Romare ‎– Meditations On Afrocentrism (2012)

Style: House, Bass Music
Format: Vinyl
Label: Black Acre

Tracklist:
1.   Freedom (Aspirations Of A Prisoner)
2.   The Blues (It Began In Africa)
3.   Down The Line (It Takes A Number)
4.   I Wanna Go (Turn Back)
5.   Footnotes (Meditations On Afrocentrism)

Credits:
Mastered By – Beau
Written-By, Producer – Romare

Meditations on Afrocentrism. Sounds like some heavy stuff, doesn't it? Somehow it isn't.

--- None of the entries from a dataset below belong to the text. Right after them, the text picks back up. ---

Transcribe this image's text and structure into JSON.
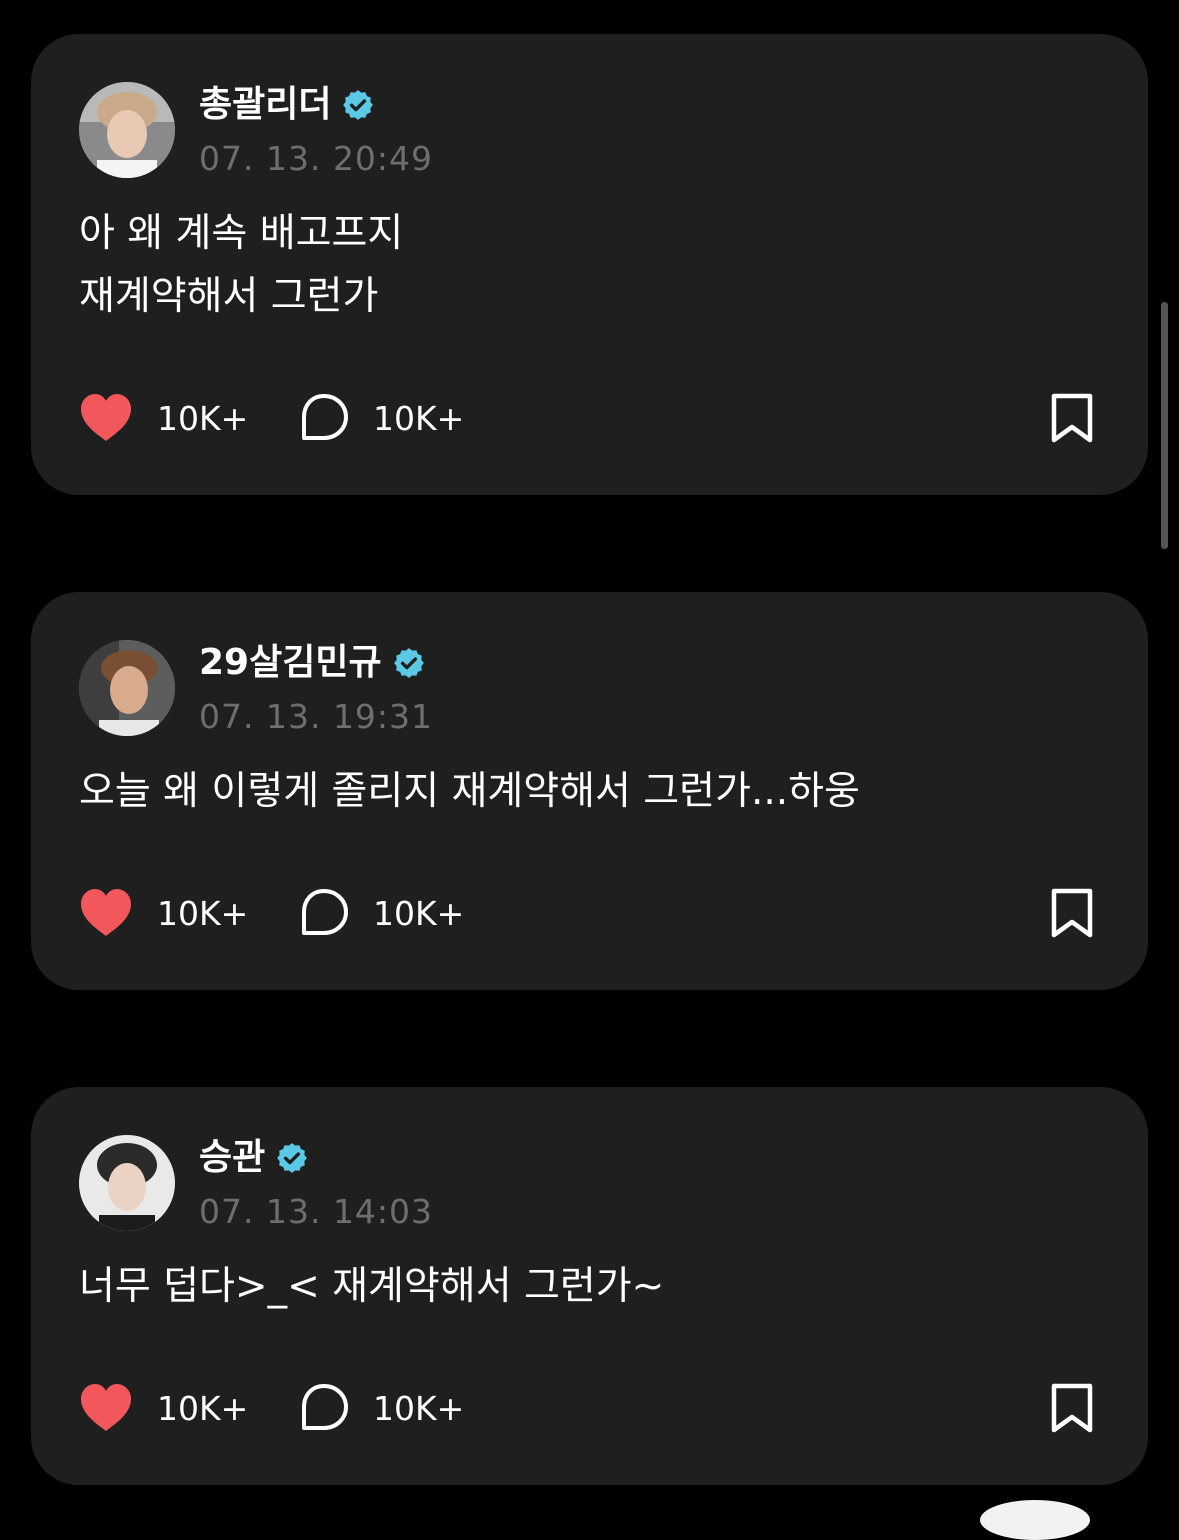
{
  "colors": {
    "background": "#000000",
    "card": "#1f1f1f",
    "heart": "#f2585b",
    "verified": "#5bc8e6",
    "timestamp": "#6e6e6e"
  },
  "icons": {
    "like": "heart-icon",
    "comment": "comment-bubble-icon",
    "bookmark": "bookmark-icon",
    "verified": "verified-badge-icon"
  },
  "posts": [
    {
      "username": "총괄리더",
      "verified": true,
      "timestamp": "07. 13. 20:49",
      "text": "아 왜 계속 배고프지\n재계약해서 그런가",
      "likes": "10K+",
      "comments": "10K+",
      "liked": true
    },
    {
      "username": "29살김민규",
      "verified": true,
      "timestamp": "07. 13. 19:31",
      "text": "오늘 왜 이렇게 졸리지 재계약해서 그런가...하웅",
      "likes": "10K+",
      "comments": "10K+",
      "liked": true
    },
    {
      "username": "승관",
      "verified": true,
      "timestamp": "07. 13. 14:03",
      "text": "너무 덥다>_< 재계약해서 그런가~",
      "likes": "10K+",
      "comments": "10K+",
      "liked": true
    }
  ]
}
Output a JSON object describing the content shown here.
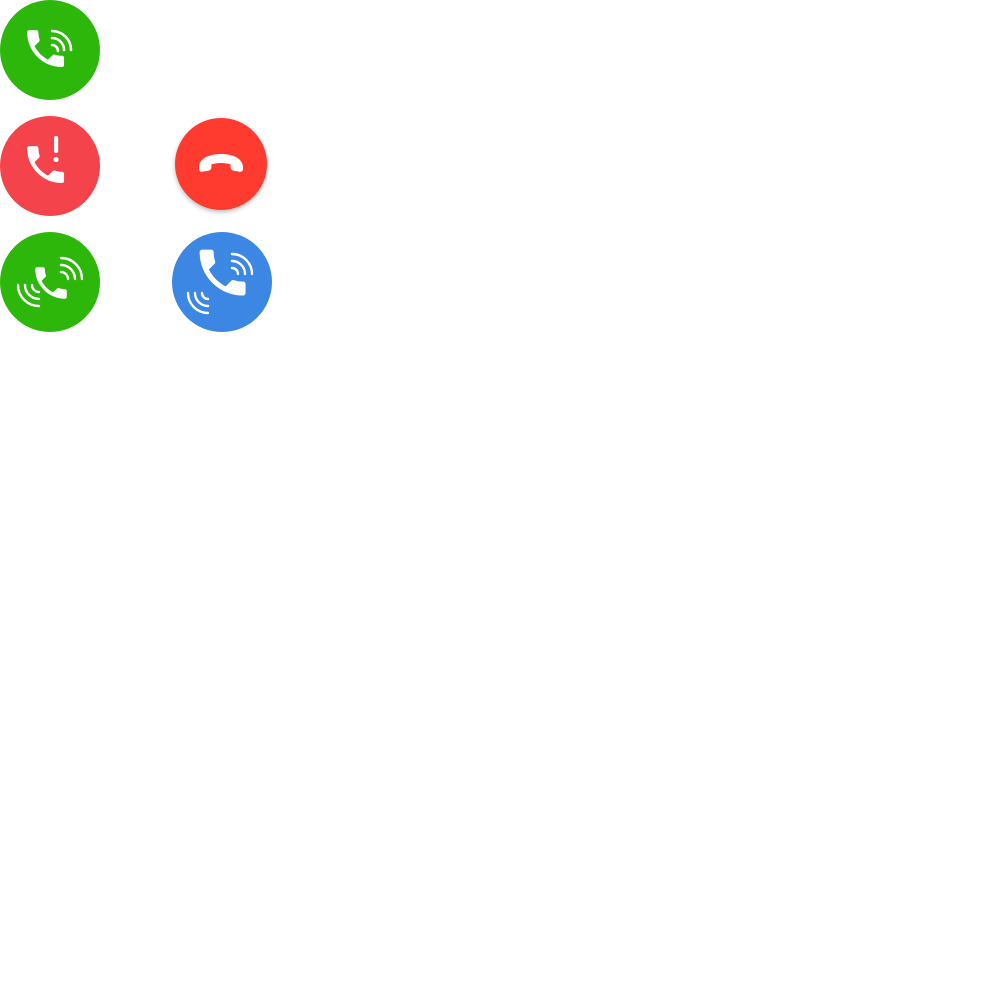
{
  "buttons": {
    "incoming_call": {
      "icon": "phone-ringing-icon",
      "color": "#2DB70B"
    },
    "missed_call": {
      "icon": "phone-alert-icon",
      "color": "#F5434B"
    },
    "hang_up": {
      "icon": "phone-hangup-icon",
      "color": "#FF3B30"
    },
    "ringing_call": {
      "icon": "phone-vibrating-icon",
      "color": "#2DB70B"
    },
    "voice_call": {
      "icon": "phone-vibrating-icon",
      "color": "#3C86E4"
    }
  }
}
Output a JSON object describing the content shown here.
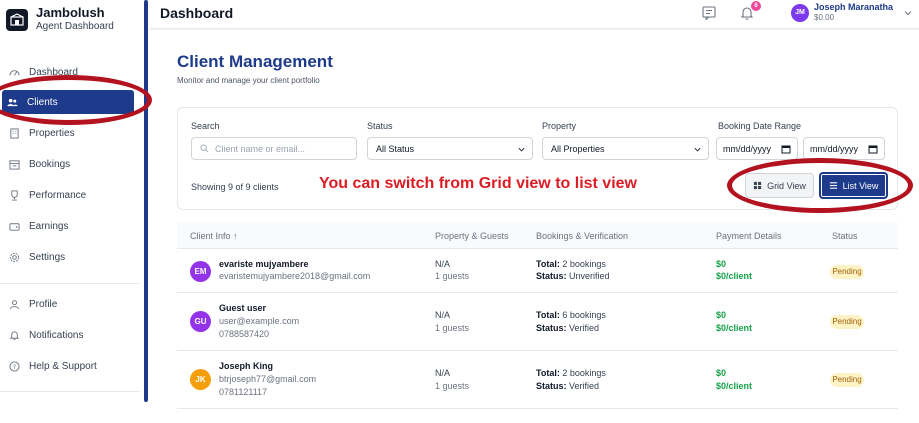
{
  "brand": {
    "name": "Jambolush",
    "subtitle": "Agent Dashboard"
  },
  "sidebar": {
    "items": [
      {
        "label": "Dashboard",
        "icon": "dashboard-icon"
      },
      {
        "label": "Clients",
        "icon": "users-icon",
        "active": true
      },
      {
        "label": "Properties",
        "icon": "building-icon"
      },
      {
        "label": "Bookings",
        "icon": "calendar-icon"
      },
      {
        "label": "Performance",
        "icon": "trophy-icon"
      },
      {
        "label": "Earnings",
        "icon": "wallet-icon"
      },
      {
        "label": "Settings",
        "icon": "gear-icon"
      },
      {
        "label": "Profile",
        "icon": "user-icon"
      },
      {
        "label": "Notifications",
        "icon": "bell-icon"
      },
      {
        "label": "Help & Support",
        "icon": "help-icon"
      }
    ]
  },
  "topbar": {
    "title": "Dashboard",
    "notification_count": "6",
    "user": {
      "initials": "JM",
      "name": "Joseph Maranatha",
      "balance": "$0.00"
    }
  },
  "page": {
    "title": "Client Management",
    "subtitle": "Monitor and manage your client portfolio"
  },
  "filters": {
    "search": {
      "label": "Search",
      "placeholder": "Client name or email..."
    },
    "status": {
      "label": "Status",
      "value": "All Status"
    },
    "property": {
      "label": "Property",
      "value": "All Properties"
    },
    "date_range": {
      "label": "Booking Date Range",
      "from_placeholder": "mm/dd/yyyy",
      "to_placeholder": "mm/dd/yyyy"
    },
    "showing_text": "Showing 9 of 9 clients",
    "grid_view_label": "Grid View",
    "list_view_label": "List View",
    "active_view": "list"
  },
  "annotation": {
    "text": "You can switch from Grid view to list view",
    "color": "#dc1c24"
  },
  "table": {
    "headers": [
      "Client Info ↑",
      "Property & Guests",
      "Bookings & Verification",
      "Payment Details",
      "Status"
    ],
    "rows": [
      {
        "initials": "EM",
        "avatar_color": "#9333ea",
        "name": "evariste mujyambere",
        "email": "evaristemujyambere2018@gmail.com",
        "phone": "",
        "property": "N/A",
        "guests": "1 guests",
        "total_label": "Total:",
        "total": "2 bookings",
        "status_label": "Status:",
        "verification": "Unverified",
        "amount": "$0",
        "per_client": "$0/client",
        "status": "Pending"
      },
      {
        "initials": "GU",
        "avatar_color": "#9333ea",
        "name": "Guest user",
        "email": "user@example.com",
        "phone": "0788587420",
        "property": "N/A",
        "guests": "1 guests",
        "total_label": "Total:",
        "total": "6 bookings",
        "status_label": "Status:",
        "verification": "Verified",
        "amount": "$0",
        "per_client": "$0/client",
        "status": "Pending"
      },
      {
        "initials": "JK",
        "avatar_color": "#f59e0b",
        "name": "Joseph King",
        "email": "btrjoseph77@gmail.com",
        "phone": "0781121117",
        "property": "N/A",
        "guests": "1 guests",
        "total_label": "Total:",
        "total": "2 bookings",
        "status_label": "Status:",
        "verification": "Verified",
        "amount": "$0",
        "per_client": "$0/client",
        "status": "Pending"
      }
    ]
  },
  "colors": {
    "brand_blue": "#1e3a8a",
    "pending_bg": "#fef3c7",
    "money_green": "#16a34a",
    "highlight_red": "#b3121f"
  }
}
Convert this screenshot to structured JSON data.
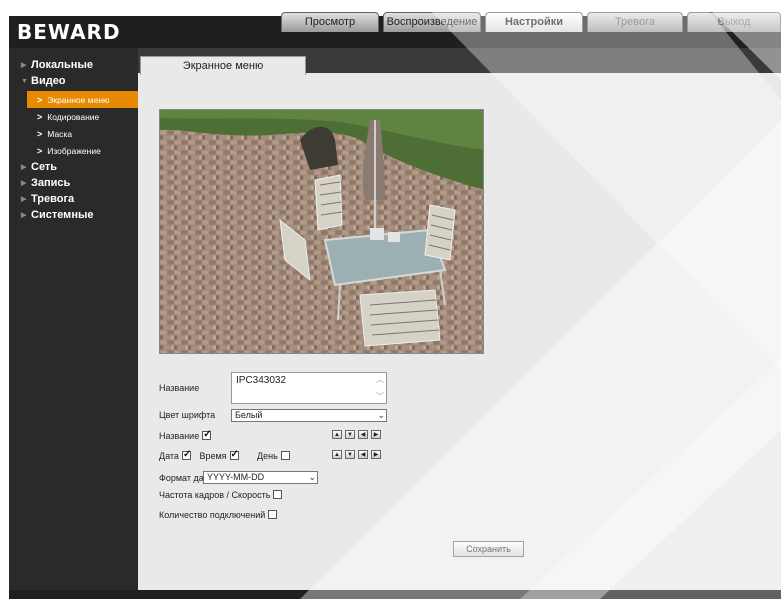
{
  "header": {
    "logo": "BEWARD",
    "tabs": [
      {
        "label": "Просмотр",
        "state": "normal"
      },
      {
        "label": "Воспроизведение",
        "state": "normal"
      },
      {
        "label": "Настройки",
        "state": "active"
      },
      {
        "label": "Тревога",
        "state": "dim"
      },
      {
        "label": "Выход",
        "state": "dim"
      }
    ]
  },
  "sidebar": {
    "items": [
      {
        "label": "Локальные"
      },
      {
        "label": "Видео",
        "expanded": true,
        "children": [
          {
            "label": "Экранное меню",
            "active": true
          },
          {
            "label": "Кодирование"
          },
          {
            "label": "Маска"
          },
          {
            "label": "Изображение"
          }
        ]
      },
      {
        "label": "Сеть"
      },
      {
        "label": "Запись"
      },
      {
        "label": "Тревога"
      },
      {
        "label": "Системные"
      }
    ]
  },
  "page": {
    "subtab": "Экранное меню"
  },
  "form": {
    "name_label": "Название",
    "name_value": "IPC343032",
    "font_color_label": "Цвет шрифта",
    "font_color_value": "Белый",
    "name_show_label": "Название",
    "name_show_checked": true,
    "date_label": "Дата",
    "date_checked": true,
    "time_label": "Время",
    "time_checked": true,
    "day_label": "День",
    "day_checked": false,
    "date_format_label": "Формат даты",
    "date_format_value": "YYYY-MM-DD",
    "fps_label": "Частота кадров / Скорость",
    "fps_checked": false,
    "connections_label": "Количество подключений",
    "connections_checked": false,
    "save_label": "Сохранить"
  },
  "colors": {
    "accent": "#e88a00",
    "header_bg": "#1f1f1f",
    "sidebar_bg": "#2a2a2a",
    "content_bg": "#e9e9e9"
  }
}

Londoner-via-Paris Romare succeeds on his Black Acre debut by avoiding both the scratchy collagist aesthetic of crate-diggers like Onra and the submerged, quashed quality of most footwork, for high-intensity percussive music that doesn't sound a whole lot like anything else out there. Opener "Freedom Aspirations of a Prisoner" opens with cinematic strings and hollow rimshots—no bass to be found anywhere—before Romare brings in tiny little clips of orchestral mayhem that serve as an ominously throbbing bassline. "I Wanna Go (Turn Back)" features more traditionally frenetic footwork rhythms, a flurry of cascading hollow drums and decaying synths, but even this incorporation of familiar structures sounds totally unique.  
The other two tracks are much slower, abandoning the footwork mission for their own skewed takes on bass music. The 88 BPM "Down The Line (It Takes a Number)" is a sticky-slow hip-hop jam with a funk guitar more languid than lashing, but the EP peaks with the 122 BPM "The Blues (It Began In Africa)." Splaying a house-friendly flute panned to the extreme peripheries of the stereo spectrum, the undulating bass riff at its centre totally eclipses everything, the kind of eminently physical frequencies that feel like they're enclosing around your entire head rather than just your ears. Though the track might not technically be footwork, it plays around with footwork's dread-inducing dislocated bass clouds, inflating them to a grotesque level. It's an uncanny tune that remains breathtaking from the first play to the tenth, and a little stroke of genius that raises Romare above the level of just another producer jumping on the footwork bandwagon.